Dans la présentation de l’ouvrage « École ouverte » que Jean-Michel Blanquer publie à cette rentrée scolaire, il explique que l’épidémie de Covid a constitué une période historique où « s’est joué le choix entre une École vue comme notre institution fondamentale ou comme la variable d’ajustement de nos peurs ».
Curieux dilemme que de résumer la situation entre ceux qui auraient défendu la nature fondamentale de l’institution scolaire et ceux qui l’auraient instrumentalisée pour conjurer leurs peurs.
Rappelons tout d’abord que, dans sa quasi-unanimité, l’expression syndicale et associative n’a jamais revendiqué la fermeture des écoles et a, bien au contraire, affirmé la nécessité de continuité du service public, notamment parce qu’elle avait pleinement conscience que la fermeture des classes ou des écoles avait des conséquences profondément inégalitaires dont pâtiraient avant tout les enfants des classes populaires. Leurs revendications ont été, justement, de pouvoir obtenir les mesures sanitaires les mieux appropriées pour garantir à la fois l’ouverture et la protection des personnels comme des élèves et de leurs parents. Défendre cet équilibre ne relève pas d’un renoncement aux valeurs pour concéder à l’ajustement du système à nos peurs. Pourtant la formulation binaire exprimée par Jean-Michel Blanquer insinue une opposition entre la vertu courageuse de sa politique et la lâcheté de ses détracteurs, envahis par leurs peurs au point d’y sacrifier l’institution scolaire.
La réalité de ces vingt derniers mois a été bien différente.
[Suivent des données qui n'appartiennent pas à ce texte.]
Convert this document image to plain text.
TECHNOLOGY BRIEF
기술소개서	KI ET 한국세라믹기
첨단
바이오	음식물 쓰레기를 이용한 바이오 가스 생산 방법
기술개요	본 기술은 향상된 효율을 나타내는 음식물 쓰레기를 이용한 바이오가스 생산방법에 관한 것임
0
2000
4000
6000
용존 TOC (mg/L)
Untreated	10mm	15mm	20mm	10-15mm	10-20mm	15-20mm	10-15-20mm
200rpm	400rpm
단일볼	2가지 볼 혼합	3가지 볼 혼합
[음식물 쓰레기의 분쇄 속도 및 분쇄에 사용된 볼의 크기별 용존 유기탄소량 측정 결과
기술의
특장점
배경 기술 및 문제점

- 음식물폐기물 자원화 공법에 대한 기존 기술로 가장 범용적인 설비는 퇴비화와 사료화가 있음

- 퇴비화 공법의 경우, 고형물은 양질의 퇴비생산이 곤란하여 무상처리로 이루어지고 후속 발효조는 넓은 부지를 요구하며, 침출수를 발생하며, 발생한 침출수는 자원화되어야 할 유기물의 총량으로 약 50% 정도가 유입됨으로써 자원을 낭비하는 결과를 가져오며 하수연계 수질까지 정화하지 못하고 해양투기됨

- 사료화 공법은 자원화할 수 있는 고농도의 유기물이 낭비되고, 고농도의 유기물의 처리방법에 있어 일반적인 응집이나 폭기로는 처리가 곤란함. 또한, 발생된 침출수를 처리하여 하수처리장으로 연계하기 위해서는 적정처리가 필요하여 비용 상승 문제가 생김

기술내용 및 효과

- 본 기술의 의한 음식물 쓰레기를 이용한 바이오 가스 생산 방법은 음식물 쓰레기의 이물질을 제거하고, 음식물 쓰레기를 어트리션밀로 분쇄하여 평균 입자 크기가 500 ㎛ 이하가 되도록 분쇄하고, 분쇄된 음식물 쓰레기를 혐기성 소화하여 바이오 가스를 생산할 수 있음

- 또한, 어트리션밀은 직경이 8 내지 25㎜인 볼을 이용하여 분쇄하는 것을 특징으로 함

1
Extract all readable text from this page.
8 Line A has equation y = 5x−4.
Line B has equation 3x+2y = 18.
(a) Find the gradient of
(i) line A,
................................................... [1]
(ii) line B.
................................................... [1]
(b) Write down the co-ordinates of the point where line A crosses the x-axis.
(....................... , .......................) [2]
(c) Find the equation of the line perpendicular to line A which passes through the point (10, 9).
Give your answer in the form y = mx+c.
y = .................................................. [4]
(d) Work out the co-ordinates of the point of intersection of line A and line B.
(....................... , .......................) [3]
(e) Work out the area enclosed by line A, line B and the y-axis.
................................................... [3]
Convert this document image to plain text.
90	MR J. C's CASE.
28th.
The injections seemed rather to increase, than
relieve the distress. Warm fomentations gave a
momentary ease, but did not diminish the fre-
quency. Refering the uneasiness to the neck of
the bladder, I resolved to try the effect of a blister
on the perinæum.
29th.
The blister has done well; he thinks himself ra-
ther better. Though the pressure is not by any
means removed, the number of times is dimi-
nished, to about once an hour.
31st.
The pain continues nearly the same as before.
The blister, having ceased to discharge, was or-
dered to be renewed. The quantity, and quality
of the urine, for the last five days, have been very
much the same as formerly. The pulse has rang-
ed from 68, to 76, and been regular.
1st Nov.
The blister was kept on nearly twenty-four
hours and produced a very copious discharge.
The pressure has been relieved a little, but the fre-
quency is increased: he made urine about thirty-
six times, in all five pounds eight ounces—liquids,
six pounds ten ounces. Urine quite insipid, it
Elle témoigne au contraire d’une volonté collective des fonctionnaires de l’Education nationale qui ne doit rien au « mérite » du ministre. Lors de la fermeture liée au premier confinement, alors que l’imprévision politique rendait impossible l’accès aux masques de protection et que, de ce fait, le discours institutionnel voulait persuader les enseignants que leur usage était inutile… malgré leurs peurs, les personnels de l’Éducation nationale ont permis l’accueil des enfants de soignants. Lors de la reprise de mai 2020, alors que « les gestes barrières » étaient loin de pouvoir être assurés raisonnablement, ils et elles ont repris leur travail pour accueillir leurs élèves. Et tout au long de l’année scolaire 2020-2021, malgré des consignes changeantes et parfois inapplicables, ils et elles ont permis la continuité du service public d’éducation.
Oui, ils et elles ont eu peur… mais cette peur ne les a jamais conduits à renoncer à leur mission de service public. Elle les a mis en colère quand notre institution répétait contre tous les avis médicaux et scientifiques qu’il n’y avait pas de risques de contagion dans les écoles et qu’ils vivaient la contamination au quotidien. (...)
Vouloir expliquer, aujourd’hui, aux fonctionnaires de l’Education nationale que nous devons à la volonté ministérielle que l’école française soit restée ouverte est une gageure vaine parce qu’ils et elles savent que c’est le résultat de leur engagement quotidien et de son enracinement dans les valeurs d’une école émancipatrice, désireuse malgré les difficultés de réaliser son projet égalitaire.
Ils ne demandent pas à être considérés comme des héroïnes et des héros… mais seulement à être reconnus par le respect de leur travail et sa juste rémunération. Et puisque notre ministre veut être le vecteur d’une « bascule historique », ce n’est par une hagiographie ministérielle qu’il la réalisera mais par le choix d’une politique qui donnerait à l’École les moyens nécessaires à la réussite de tous ses élèves. Nous en sommes très loin … Pourtant, c’est cela qui lui permettrait d’« écrire École avec une majuscule en tant que référence centrale de notre existence collective ».